Snowden outlines spy movements
Whistle blower Edward Snowden has detailed how New Zealand and other countries have been instructed by the United States on how to get around impediments to mass surveillance by their spy agencies.
In a transcript of written evidence to the European Parliament, Snowden, a former NSA contractor now living in exile in Russia, said tactics included searching for legal loopholes to justify ‘‘indiscriminate, dragnet surveillance’’.
‘‘Lawyers from the NSA, as well as the UK’s GCHQ, work very hard to search for loopholes in laws and constitutional protections that they can use to justify indiscriminate, dragnet surveillance operations that were at best unwittingly authorised by lawmakers,’’ Snowden’s evidence stated.
‘‘In recent public memory, we have seen these [NSA Foreign Affairs Division] ‘legal guidance’ operations occur in both Sweden and the Netherlands, and also faraway New Zealand.
‘‘Germany was pressured to modify its G-10 law to appease the NSA, and it eroded the rights of German citizens under their constitution.
‘‘Each of these countries received instruction from the NSA, sometimes under the guise of the US Department of Defense and other bodies, on how to degrade the legal protections of their countries’ communications.
‘‘The ultimate result of the NSA’s guidance is that the right of ordinary citizens to be free from unwarranted interference is degraded, and systems of intrusive mass surveillance are being constructed in secret within otherwise liberal states, often without the full awareness of the public."
Snowden does not detail how New Zealand’s laws may have been circumvented, but a report last year lifted the lid on potentially illegal spying on New Zealanders by the Government Communications Security Bureau, which is a member of the five-eyes surveillance network, which also includes Britain and the United States.
The GCSB is barred by New Zealand law from spying on New Zealanders.
Under a workaround devised between the GCSB, Security Intelligence Service, police and defence, GCSB staffers were ‘‘seconded’’ to other agencies acting under warrant.

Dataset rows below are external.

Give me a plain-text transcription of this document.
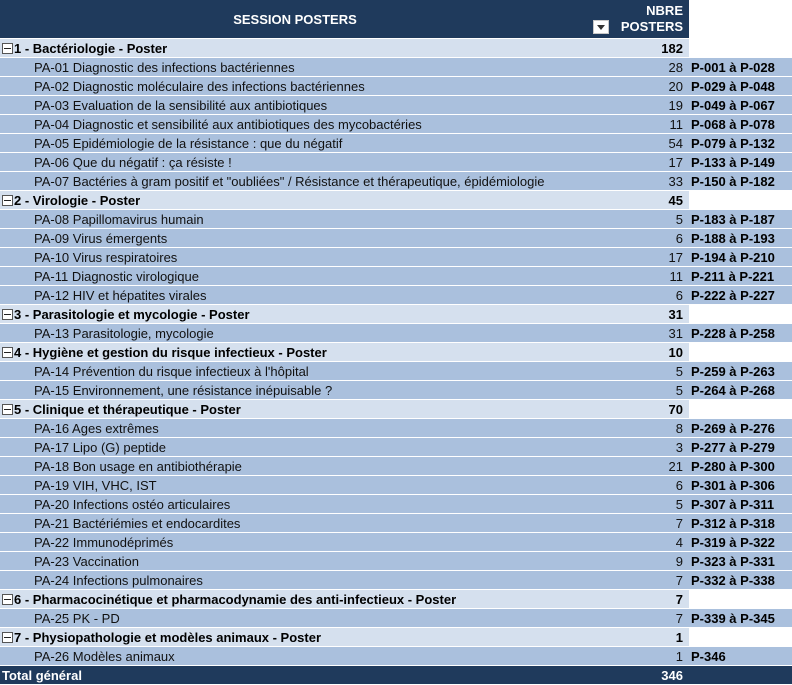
SESSION POSTERS	NBRE
POSTERS	

1 - Bactériologie - Poster	182	
PA-01 Diagnostic des infections bactériennes	28	P-001 à P-028
PA-02 Diagnostic moléculaire des infections bactériennes	20	P-029 à P-048
PA-03 Evaluation de la sensibilité aux antibiotiques	19	P-049 à P-067
PA-04 Diagnostic et sensibilité aux antibiotiques des mycobactéries	11	P-068 à P-078
PA-05 Epidémiologie de la résistance : que du négatif	54	P-079 à P-132
PA-06 Que du négatif : ça résiste !	17	P-133 à P-149
PA-07 Bactéries à gram positif et "oubliées" / Résistance et thérapeutique, épidémiologie	33	P-150 à P-182
2 - Virologie - Poster	45	
PA-08 Papillomavirus humain	5	P-183 à P-187
PA-09 Virus émergents	6	P-188 à P-193
PA-10 Virus respiratoires	17	P-194 à P-210
PA-11 Diagnostic virologique	11	P-211 à P-221
PA-12 HIV et hépatites virales	6	P-222 à P-227
3 - Parasitologie et mycologie - Poster	31	
PA-13 Parasitologie, mycologie	31	P-228 à P-258
4 - Hygiène et gestion du risque infectieux - Poster	10	
PA-14 Prévention du risque infectieux à l'hôpital	5	P-259 à P-263
PA-15 Environnement, une résistance inépuisable ?	5	P-264 à P-268
5 - Clinique et thérapeutique - Poster	70	
PA-16 Ages extrêmes	8	P-269 à P-276
PA-17 Lipo (G) peptide	3	P-277 à P-279
PA-18 Bon usage en antibiothérapie	21	P-280 à P-300
PA-19 VIH, VHC, IST	6	P-301 à P-306
PA-20 Infections ostéo articulaires	5	P-307 à P-311
PA-21 Bactériémies et endocardites	7	P-312 à P-318
PA-22 Immunodéprimés	4	P-319 à P-322
PA-23 Vaccination	9	P-323 à P-331
PA-24 Infections pulmonaires	7	P-332 à P-338
6 - Pharmacocinétique et pharmacodynamie des anti-infectieux - Poster	7	
PA-25 PK - PD	7	P-339 à P-345
7 - Physiopathologie et modèles animaux - Poster	1	
PA-26 Modèles animaux	1	P-346
Total général	346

But the Government has repeatedly denied that the GCSB is involved in mass surveillance on New Zealanders.
According to Snowden, once a loophole was found the NSA encouraged partners to perform ‘‘access operations.’’
These were efforts to gain access to the bulk communications of all major telecommunications providers in their jurisdictions, normally beginning with those that handled the greatest volume of communications.
The NSA provided some of the technology or the physical hardware required.